This fascinating paper presents an important stage in the development of powerful integrated methods for remote determination of terrain such as the Venusian surface. The authors combine shape-from-shading (SFS) information with low-resolution digital terrain model information. The SFS is based on synthetic aperture radar (SAR) images.
The shape information obtained in SAR shading is obviously inexact, due to noise in the observed image intensity and, especially, imperfect modeling. The authors present a five-step procedure to generate satisfactory terrain models. The first step minimizes the sum of squared errors between the observed image and its prediction. Second, smoothness in the estimated surface is enforced by a regularization penalty constraint, based on the sum of squared values of the second partial derivatives of the surface. The third step enforces self-consistency of the estimated surface by constructing an integrable set of estimates from the generally nonintegrable surface slope estimates. Next, low-resolution surface height data are used to supplement the information extracted from the SAR imagery and to supply estimates of the reflectance model parameters. The last step incorporates the SAR image coordinates and reflectance models. The paper discusses details of each component of the procedure using simulated and real examples. The enforcement of consistency between observed shadows and shadows predicted by the constructed model is left for later study.

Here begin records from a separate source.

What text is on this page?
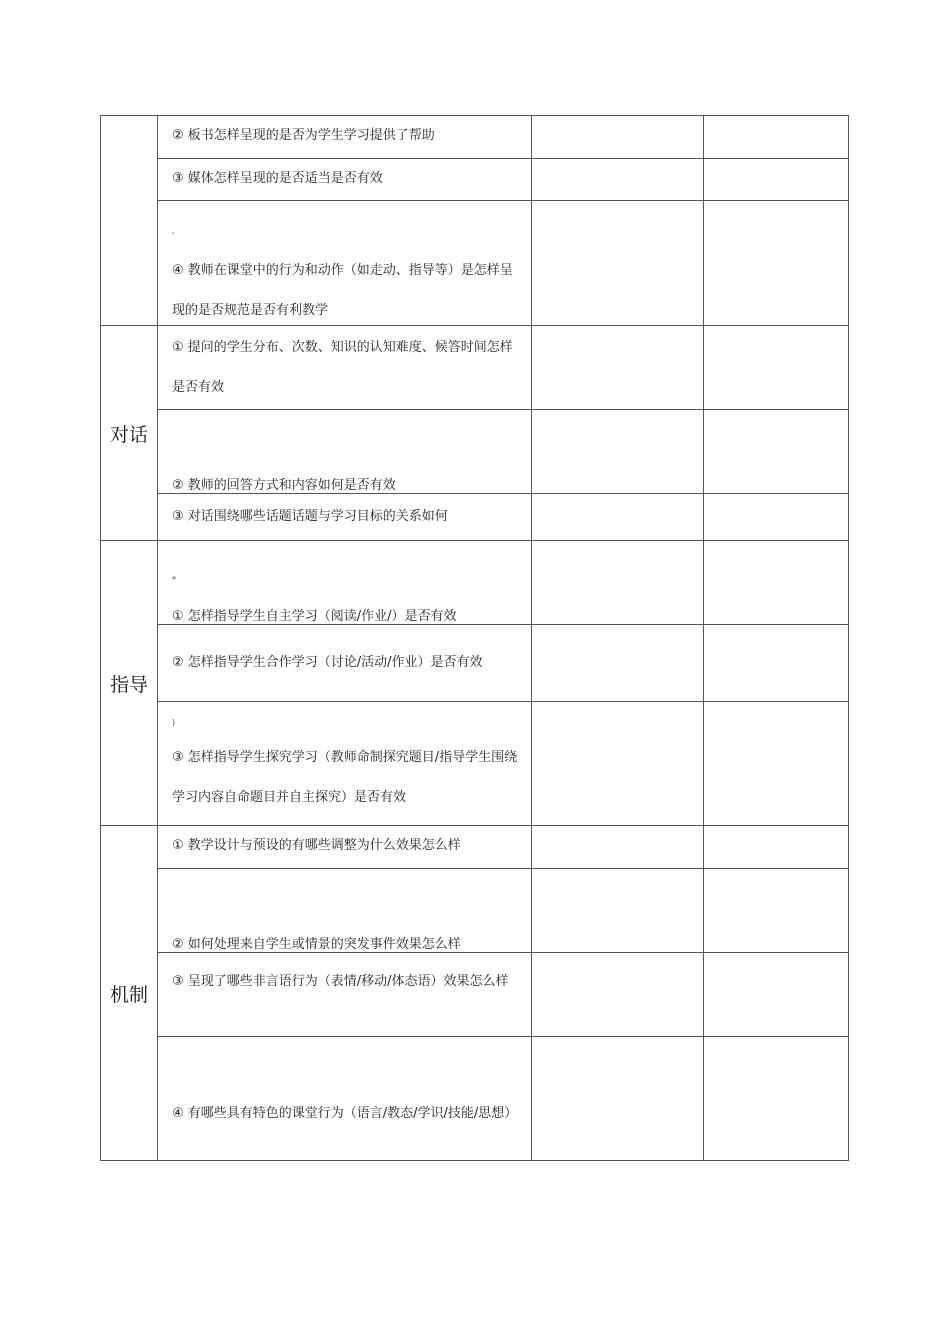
	② 板书怎样呈现的是否为学生学习提供了帮助		

	③ 媒体怎样呈现的是否适当是否有效		

	'
④ 教师在课堂中的行为和动作（如走动、指导等）是怎样呈现的是否规范是否有利教学		

对话	① 提问的学生分布、次数、知识的认知难度、候答时间怎样是否有效		

	② 教师的回答方式和内容如何是否有效		

	③ 对话围绕哪些话题话题与学习目标的关系如何		

指导	*
① 怎样指导学生自主学习（阅读/作业/）是否有效		

	② 怎样指导学生合作学习（讨论/活动/作业）是否有效		

	)
③ 怎样指导学生探究学习（教师命制探究题目/指导学生围绕学习内容自命题目并自主探究）是否有效		

机制	① 教学设计与预设的有哪些调整为什么效果怎么样		

	② 如何处理来自学生或情景的突发事件效果怎么样		

	③ 呈现了哪些非言语行为（表情/移动/体态语）效果怎么样		

	④ 有哪些具有特色的课堂行为（语言/教态/学识/技能/思想）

A valuable part of this paper is the “Conclusions and Extensions” section, which is much more interesting than the usual summary and conclusions that read like an extended abstract. I was particularly intrigued by the thought that “the precision of stereo matches can be improved by accounting for shading differences…. After shading compensation the stereo matching procedure is repeated with greater achievable accuracy.” The paper concludes with the following call for a definitive solution to shape estimation:
The full power of numerical methods for solving differential equations has not been fully utilized in…image analysis applications…. With the direct approach, it is possible to approximate the surface slopes consistent with a given intensity function, apply smoothness constraints, enforce fairly general boundary conditions, enforce integrability, and fuse shading information with stereo information in a unified algorithm….
The extensive bibliography appears quite up-to-date but does not neglect important early references.
Computer vision is included under the AI umbrella. When something works and you can see how, the “I” of AI is hard to see. We have here a well-thought-out and well-presented set of procedures to solve the title problem. But is it AI?